Lew Flapp was taken back to New York State, to stand trial for the robbery of Aaron Fairchild's shop, but through the influence of his family and some rich friends he was let out on bail. When the time for his trial arrived he was missing.
"He is going to be as bad as Dan Baxter some day," said Sam.
"Perhaps; but he is more of a coward than Baxter," answered Dick.
"Wonder where Baxter disappeared to?" came from Tom.
"We'll find out some time," said Sam; and he was right. They soon met their old enemy again, and what Baxter did to bring them trouble will be told in the next volume of this series, to be entitled "The Rover Boys on the Plains; or, The Mystery of Red Rock Ranch." In this work we shall meet many of our old friends again and learn what they did towards solving a most unusual secret.
Two days after the missing houseboat was found there was a re-union on board in which all of our friends took part. There was a grand dinner, served in Aleck Pop's best style, and in the evening the craft was trimmed up with Japanese lanterns from end to end, and a professional orchestra of three pieces was engaged by the Rovers to furnish music for the occasion. Mr. Livingstone and his family visited the houseboat, bringing several young folks with them. The girls and boys sang, danced, and played games, while the older folks looked on.
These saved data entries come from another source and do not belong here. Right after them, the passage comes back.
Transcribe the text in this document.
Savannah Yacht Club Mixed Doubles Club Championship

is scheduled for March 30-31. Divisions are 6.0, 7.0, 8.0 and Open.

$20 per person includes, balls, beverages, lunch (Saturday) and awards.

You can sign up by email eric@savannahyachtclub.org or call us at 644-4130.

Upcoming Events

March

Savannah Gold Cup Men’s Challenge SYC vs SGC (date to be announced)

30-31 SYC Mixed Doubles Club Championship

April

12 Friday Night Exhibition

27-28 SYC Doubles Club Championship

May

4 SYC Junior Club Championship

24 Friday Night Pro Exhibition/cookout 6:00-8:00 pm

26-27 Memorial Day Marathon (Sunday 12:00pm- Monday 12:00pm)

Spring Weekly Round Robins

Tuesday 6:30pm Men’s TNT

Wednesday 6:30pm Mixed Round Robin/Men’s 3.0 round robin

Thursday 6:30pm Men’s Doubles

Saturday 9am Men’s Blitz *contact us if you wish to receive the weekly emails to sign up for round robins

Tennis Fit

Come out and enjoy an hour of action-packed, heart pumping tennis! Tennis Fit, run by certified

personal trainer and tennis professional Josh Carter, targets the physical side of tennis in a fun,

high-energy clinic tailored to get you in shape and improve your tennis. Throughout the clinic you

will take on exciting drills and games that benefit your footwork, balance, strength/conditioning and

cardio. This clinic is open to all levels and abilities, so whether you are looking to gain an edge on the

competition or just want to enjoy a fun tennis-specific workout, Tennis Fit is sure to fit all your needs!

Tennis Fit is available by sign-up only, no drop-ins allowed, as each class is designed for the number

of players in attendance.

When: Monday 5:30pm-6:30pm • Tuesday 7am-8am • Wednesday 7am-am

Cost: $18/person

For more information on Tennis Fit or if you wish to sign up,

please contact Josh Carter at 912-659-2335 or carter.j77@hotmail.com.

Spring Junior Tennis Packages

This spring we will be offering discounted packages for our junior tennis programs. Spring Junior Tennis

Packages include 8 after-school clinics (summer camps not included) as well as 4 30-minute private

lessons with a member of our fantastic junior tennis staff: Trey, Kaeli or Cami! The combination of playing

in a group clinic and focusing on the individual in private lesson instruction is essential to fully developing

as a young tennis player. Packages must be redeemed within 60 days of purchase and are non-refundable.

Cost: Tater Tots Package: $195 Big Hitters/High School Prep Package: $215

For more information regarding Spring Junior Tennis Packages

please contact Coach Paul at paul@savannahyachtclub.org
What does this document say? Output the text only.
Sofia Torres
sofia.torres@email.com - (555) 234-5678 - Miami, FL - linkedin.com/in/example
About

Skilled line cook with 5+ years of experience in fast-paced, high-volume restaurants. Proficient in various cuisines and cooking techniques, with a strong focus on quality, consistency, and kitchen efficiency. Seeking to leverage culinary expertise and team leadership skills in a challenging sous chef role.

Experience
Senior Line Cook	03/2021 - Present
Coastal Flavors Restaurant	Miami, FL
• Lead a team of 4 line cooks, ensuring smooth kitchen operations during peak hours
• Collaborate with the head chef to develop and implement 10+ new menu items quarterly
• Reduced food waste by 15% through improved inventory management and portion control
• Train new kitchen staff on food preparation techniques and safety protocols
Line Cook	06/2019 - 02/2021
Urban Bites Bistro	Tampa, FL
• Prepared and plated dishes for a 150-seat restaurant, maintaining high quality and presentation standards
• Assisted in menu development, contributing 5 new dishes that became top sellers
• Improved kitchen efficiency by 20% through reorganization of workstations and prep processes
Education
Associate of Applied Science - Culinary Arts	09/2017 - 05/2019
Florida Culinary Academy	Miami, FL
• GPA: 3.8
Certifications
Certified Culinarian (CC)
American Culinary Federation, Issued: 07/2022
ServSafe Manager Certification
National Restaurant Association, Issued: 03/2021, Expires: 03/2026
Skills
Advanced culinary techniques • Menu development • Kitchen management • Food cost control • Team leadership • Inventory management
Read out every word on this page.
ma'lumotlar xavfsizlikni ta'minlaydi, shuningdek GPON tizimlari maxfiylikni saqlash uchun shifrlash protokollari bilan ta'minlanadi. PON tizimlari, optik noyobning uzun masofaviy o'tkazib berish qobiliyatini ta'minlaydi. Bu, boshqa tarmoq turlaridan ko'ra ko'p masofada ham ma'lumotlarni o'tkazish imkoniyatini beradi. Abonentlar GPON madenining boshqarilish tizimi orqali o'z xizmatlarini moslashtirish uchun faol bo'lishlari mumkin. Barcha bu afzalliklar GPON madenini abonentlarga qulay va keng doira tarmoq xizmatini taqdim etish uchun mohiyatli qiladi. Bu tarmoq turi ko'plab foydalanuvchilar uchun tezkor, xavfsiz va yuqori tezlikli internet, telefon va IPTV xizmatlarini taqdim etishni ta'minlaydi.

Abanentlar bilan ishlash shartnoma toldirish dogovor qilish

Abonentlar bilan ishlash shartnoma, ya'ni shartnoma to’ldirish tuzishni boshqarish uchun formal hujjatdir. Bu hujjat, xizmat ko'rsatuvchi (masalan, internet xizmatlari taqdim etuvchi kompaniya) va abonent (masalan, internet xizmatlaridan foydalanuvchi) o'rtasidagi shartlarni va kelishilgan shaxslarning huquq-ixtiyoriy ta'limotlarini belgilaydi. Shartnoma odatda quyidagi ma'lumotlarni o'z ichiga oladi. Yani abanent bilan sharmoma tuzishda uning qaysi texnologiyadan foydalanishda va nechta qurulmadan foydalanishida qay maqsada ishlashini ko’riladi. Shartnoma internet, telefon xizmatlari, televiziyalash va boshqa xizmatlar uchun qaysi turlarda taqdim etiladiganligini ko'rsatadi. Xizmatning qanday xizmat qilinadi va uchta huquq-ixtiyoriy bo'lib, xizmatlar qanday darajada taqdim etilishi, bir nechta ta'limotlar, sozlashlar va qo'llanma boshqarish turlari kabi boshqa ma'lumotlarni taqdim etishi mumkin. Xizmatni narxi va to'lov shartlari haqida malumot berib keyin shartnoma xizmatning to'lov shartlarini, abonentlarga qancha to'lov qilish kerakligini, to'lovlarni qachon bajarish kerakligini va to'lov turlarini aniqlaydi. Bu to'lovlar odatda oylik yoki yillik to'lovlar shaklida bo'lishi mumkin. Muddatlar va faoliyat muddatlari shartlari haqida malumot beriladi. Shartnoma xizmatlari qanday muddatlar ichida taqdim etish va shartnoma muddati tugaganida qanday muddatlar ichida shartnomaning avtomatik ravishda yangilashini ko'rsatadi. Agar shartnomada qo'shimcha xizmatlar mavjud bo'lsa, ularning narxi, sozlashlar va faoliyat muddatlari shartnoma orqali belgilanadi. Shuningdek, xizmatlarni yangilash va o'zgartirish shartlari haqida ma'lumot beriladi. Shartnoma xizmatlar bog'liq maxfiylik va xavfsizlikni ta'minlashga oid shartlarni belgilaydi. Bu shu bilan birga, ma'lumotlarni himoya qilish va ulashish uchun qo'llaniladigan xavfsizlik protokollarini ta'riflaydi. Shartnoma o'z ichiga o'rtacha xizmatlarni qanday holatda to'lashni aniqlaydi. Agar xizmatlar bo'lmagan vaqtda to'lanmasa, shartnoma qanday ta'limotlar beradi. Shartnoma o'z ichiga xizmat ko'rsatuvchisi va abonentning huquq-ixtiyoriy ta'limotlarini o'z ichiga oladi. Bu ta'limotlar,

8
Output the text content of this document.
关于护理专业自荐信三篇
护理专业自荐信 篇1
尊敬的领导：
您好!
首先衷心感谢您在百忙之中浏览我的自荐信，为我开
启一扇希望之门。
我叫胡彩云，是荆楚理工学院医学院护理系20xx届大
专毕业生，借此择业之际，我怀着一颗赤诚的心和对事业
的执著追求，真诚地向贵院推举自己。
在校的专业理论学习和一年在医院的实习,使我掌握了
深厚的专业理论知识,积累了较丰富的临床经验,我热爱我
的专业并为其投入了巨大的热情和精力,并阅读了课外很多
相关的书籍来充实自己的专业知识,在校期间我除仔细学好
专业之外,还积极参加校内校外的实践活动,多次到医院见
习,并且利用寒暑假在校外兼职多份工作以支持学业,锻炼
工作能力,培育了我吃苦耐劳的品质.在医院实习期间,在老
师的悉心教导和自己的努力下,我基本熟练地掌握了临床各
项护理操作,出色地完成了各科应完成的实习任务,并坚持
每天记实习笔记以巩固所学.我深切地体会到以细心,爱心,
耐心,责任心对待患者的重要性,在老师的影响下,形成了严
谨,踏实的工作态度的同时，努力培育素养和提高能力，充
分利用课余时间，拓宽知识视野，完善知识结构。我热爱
Songbird Powell recited several original poems, Fred Garrison made a really comic speech, and Hans Mueller convulsed everybody by his good nature and his funny way of talking.
"I never felt so light-hearted in my life!" said Tom, after the celebration had come to an end.
"We owe you and the others a great deal," said Mrs. Laning.
"Yes, and I shall not forget it," put in Mrs. Stanhope. "All of you are regular heroes!"
"Heroes? Pooh!" sniffed Tom. "Nothing of the sort. We are just wide-awake American boys."
And they are wide-awake; aren't they, kind reader?